Last season saw Howe’s master plan fulfilled. With the backing to play the transfer market, Howe brought in forward Callum Wilson from Coventry City to go with left winger–midfield Matt Ritchie, who’d been snatched from Paolo di Canio’s Swindon. Pitman had returned to add goals. Tommy Elphick, team captain, says that the team benefited “from the togetherness of a hard journey.”
Last October, they won all four league games, including an 8-0 thrashing of Birmingham City at St. Andrew’s that put them atop the Championship. Suddenly people took notice. Seven more wins before Christmas consolidated Bournemouth’s unexpected position. The naysayers took comfort in the team’s poor form in the New Year, but after successive losses to Brentford and Nottingham Forest, Bournemouth did not lose another game, scoring five goals at Fulham, four against Blackpool, and four against Birmingham.

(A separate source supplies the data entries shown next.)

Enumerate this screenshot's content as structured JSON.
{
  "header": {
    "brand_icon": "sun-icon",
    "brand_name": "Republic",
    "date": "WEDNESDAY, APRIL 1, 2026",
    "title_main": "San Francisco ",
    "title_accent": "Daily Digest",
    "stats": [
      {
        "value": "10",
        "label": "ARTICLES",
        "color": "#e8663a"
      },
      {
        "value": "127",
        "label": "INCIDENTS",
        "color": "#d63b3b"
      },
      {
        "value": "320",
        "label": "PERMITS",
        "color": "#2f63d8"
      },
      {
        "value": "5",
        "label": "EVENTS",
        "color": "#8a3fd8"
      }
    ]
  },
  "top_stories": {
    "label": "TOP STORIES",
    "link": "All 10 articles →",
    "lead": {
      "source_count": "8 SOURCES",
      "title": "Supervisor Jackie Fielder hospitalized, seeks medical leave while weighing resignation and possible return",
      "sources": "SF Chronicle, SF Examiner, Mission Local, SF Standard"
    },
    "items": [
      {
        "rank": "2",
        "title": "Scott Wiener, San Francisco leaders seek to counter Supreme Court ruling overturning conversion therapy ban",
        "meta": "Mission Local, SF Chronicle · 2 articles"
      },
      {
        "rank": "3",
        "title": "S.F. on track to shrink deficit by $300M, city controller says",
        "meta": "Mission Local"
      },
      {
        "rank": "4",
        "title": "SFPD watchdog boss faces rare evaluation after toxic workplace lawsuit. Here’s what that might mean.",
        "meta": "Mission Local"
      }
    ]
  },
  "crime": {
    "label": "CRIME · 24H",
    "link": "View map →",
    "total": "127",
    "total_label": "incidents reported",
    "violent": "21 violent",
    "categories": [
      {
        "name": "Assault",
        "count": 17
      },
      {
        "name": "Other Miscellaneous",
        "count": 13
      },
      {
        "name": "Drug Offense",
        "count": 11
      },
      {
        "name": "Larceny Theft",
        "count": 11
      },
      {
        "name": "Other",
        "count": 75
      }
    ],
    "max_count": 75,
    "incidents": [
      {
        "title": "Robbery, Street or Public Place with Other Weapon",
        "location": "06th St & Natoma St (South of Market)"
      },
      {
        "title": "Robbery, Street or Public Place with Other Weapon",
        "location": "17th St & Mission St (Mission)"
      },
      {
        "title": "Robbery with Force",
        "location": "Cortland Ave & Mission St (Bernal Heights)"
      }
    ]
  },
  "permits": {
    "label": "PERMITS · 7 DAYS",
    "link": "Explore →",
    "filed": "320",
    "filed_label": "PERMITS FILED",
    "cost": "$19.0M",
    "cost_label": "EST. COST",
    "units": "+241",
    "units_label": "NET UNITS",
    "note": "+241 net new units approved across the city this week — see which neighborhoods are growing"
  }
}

Watford emerged as the main threat, taking a significant advantage after Bournemouth’s 2-2 home draw to Sheffield Wednesday—a draw given to them by a nervously conceded 95th-minute penalty. A 3-0 win at home to Bolton Wanderers confirmed Bournemouth’s promotion to the Premier League. In the joyful mayhem that followed, Mostyn, the chairman, bounced into the home locker room chanting, “We are going up. I love these fucking lads!” live on television. The players responded by hoisting him in the air and smacking him on the butt. Howe shied away, allowing his players the limelight.
Watford were on top by a point, and with a home game against Sheffield Wednesday they looked certain to be champions. Bournemouth were away at Charlton Athletic. The Cherries raced into a 2-0 lead, showing no signs of a hangover, but Watford soon scored. Bournemouth completed a 3-0 win, then waited for confirmation of Watford’s win. But then came the final miracle of a miraculous season. In the fourth minute of added time, Sheffield Wednesday stole an equalizer. Watford dropped two vital points, and Bournemouth were champions.
“The key to all this was when the gaffer came back from Burnley,” Elphick says. “He knows how to organize a team and how to lift us when we’re down. He gives us the credit for wins and takes the blame himself for defeats.”
Bournemouth now face the established superclubs of the Premier League, hoping that their modest stadium, modest additions to their squad, and defiant attacking will disarm enough opponents to enable them to stay in the top flight. “I think they’ll turn over plenty of teams next season,” says Redknapp in proud grandfatherly tones.
Not so long ago, those who believed in Bournemouth were mostly dismissed as fantasists. Implausible their story may be, but it is no longer a mere fairy tale.